Over and around Mrs. Churchill’s praise for the nanny who was taking care of her younger children while she traveled, snatches of the conversation across the table reached me. Colonel Wilson, Mr. Churchill, and Miss Bell were all engrossed in the topic of oil and the administration of the lands it lay beneath. Lord Cox merely harrumphed occasionally, as though dismissive of everything he heard. He reminded me of the mummies at the Egyptian Museum: fleshless, lipless, rigid. On my right, Colonel Lawrence grinned, taking it all in and occasionally tossing out an incisive remark, rarely more than a few words long. Happily left out of that discussion, I leaned toward Lawrence to ask, “Were you by chance a middle child, Colonel Lawrence?”
“Temporarily,” he whispered. “I was the second of five brothers, and you’re right: one had to be quick to slip a word in.”
“What you must understand, Wilson, is that the British people are sick of war,” Mr. Churchill rumbled in a slightly slurred baritone. “We simply cannot sustain an expenditure of thirty millions a year to control the place.”
“You know as well as anyone, Winston: the Royal Navy needs oil,” Colonel Wilson replied. “There’s every indication that Mesopotamia has fields as productive as Persia—”
“The cost is all out of proportion to whatever we can expect to reap from that wilderness. If we pull the troops back, Trenchard assures me that we can keep order with airpower.”
“Nonsense,” Wilson snapped. “We need more troops on the ground, not fewer.”
“And with Marigold ill with influenza, the whole experience was positively nightmarish!” Mrs. Churchill was saying.
I tried to look interested and sympathetic, but I was distracted by a rising tension between M
iss Bell and Colonel Wilson. They sat side by side, staring straight ahead, but now addressed their remarks to each other. Mrs. Churchill and Lady Cox began to discuss the scandalous state of “checkers.” When I looked lost, Lawrence told me in a low voice that they were speaking not of the board game but of the prime minister’s official residence. “Chequers was built in the reign of Henry II for his clerk of the Exchequer. Hence the name,” he said. The home was last remodeled in 1580. I gathered it was in need of repair.

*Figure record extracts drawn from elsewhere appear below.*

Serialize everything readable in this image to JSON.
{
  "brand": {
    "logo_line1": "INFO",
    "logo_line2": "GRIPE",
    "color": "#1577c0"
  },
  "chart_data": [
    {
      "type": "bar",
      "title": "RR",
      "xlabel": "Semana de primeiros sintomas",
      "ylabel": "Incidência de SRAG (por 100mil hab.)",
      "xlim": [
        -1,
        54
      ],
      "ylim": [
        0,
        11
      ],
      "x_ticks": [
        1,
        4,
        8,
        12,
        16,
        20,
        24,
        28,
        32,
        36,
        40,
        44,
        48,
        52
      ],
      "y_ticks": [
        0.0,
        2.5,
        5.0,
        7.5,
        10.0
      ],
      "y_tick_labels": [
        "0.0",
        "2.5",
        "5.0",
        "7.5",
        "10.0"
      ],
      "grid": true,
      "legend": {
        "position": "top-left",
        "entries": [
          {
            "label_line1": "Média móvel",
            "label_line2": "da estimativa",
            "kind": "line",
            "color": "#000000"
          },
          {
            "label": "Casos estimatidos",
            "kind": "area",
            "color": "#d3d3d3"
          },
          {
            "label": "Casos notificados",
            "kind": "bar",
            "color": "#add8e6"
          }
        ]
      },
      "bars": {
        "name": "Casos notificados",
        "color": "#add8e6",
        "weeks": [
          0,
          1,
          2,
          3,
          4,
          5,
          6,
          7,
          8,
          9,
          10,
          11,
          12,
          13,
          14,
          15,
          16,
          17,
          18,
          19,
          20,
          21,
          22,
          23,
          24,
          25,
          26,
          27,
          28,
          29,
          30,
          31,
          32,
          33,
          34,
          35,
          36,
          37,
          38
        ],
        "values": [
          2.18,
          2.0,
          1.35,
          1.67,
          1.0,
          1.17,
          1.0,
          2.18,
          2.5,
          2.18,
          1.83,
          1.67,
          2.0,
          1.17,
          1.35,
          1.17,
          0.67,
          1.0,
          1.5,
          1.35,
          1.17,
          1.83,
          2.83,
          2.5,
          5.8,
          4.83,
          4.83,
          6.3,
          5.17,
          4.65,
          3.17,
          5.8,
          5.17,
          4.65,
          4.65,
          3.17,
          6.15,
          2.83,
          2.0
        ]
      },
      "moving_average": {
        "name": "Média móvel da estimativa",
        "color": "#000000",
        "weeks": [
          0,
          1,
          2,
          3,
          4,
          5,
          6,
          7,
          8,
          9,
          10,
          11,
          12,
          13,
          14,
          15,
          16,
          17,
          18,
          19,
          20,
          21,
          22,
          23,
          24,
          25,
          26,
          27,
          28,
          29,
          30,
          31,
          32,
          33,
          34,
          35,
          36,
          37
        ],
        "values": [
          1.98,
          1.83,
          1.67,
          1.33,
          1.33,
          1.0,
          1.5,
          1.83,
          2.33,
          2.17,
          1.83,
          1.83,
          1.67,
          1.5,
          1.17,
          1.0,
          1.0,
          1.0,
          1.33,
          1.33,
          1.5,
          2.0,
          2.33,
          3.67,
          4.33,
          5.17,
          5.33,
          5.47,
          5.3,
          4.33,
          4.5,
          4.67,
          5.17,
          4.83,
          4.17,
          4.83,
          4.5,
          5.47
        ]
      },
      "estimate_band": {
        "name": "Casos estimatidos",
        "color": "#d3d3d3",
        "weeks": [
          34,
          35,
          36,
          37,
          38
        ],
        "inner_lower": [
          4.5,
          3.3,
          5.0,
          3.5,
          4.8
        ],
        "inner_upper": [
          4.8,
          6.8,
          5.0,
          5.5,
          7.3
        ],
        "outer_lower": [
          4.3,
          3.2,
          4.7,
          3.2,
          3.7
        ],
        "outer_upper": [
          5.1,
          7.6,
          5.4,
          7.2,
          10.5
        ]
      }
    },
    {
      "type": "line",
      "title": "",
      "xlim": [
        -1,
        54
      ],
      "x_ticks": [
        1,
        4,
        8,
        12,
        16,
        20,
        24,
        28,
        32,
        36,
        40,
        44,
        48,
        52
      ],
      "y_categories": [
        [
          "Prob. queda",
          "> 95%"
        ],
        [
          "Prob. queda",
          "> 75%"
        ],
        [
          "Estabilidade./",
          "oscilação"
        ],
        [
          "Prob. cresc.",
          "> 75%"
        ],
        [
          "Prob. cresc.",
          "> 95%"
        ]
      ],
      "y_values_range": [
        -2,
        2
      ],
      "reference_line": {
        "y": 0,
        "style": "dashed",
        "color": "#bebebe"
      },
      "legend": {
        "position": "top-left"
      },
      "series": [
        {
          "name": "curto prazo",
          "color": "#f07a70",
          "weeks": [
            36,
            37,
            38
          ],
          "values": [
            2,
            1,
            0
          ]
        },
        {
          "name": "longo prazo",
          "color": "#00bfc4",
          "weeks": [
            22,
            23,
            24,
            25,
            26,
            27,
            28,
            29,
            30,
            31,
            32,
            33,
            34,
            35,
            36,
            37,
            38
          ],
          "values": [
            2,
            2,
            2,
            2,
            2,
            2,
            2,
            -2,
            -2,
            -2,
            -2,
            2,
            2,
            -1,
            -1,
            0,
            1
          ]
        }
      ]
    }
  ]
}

“Arnold,” Miss Bell was telling Colonel Wilson, “when we have made Mesopotamia a model state, there won’t be an Arab in Syria or Palestine who won’t want to be part of it, but they will never accept direct rule. You saw that last year.”
“Gertrude,” he countered, “you cannot simply draw a line around Mosul, Baghdad, and Basra and declare everything inside it a nation! It won’t matter whom you use as the figurehead.”
“Well, of course,” Miss Bell said airily, “we’ll have to take Kurdish sentiments into account.”
“I rather like our Gertrude’s idea,” Mr. Churchill declared. “Saves the expense of administration in triplicate.”
“It will cost more in the long run,” Colonel Wilson insisted. “What do you propose to do about the Shi’a in Karbala and Najaf? The level of religious bigotry in those regions is staggering! The Persian clergy spends half its time fostering hatred—”
“And what age of child do you teach, Miss Shanklin?” Mrs. Churchill asked, trying to draw me back into the ladies’ conversation.
“Fifth grade,” I said. “That would be ten-year-olds, for the most part.”
“Tikrit!” Colonel Wilson cried. “Don’t talk to me about Tikrit—that city is home to the most brutal, boorish, savage—”
“Ten? Why, that’s just my Randolph’s age,” Mrs. Churchill said, raising her voice slightly as Colonel Wilson’s grew louder.
“You must miss him very much,” I offered, hoping to send her off on a maternal soliloquy so I could hear what Miss Bell would say in reply.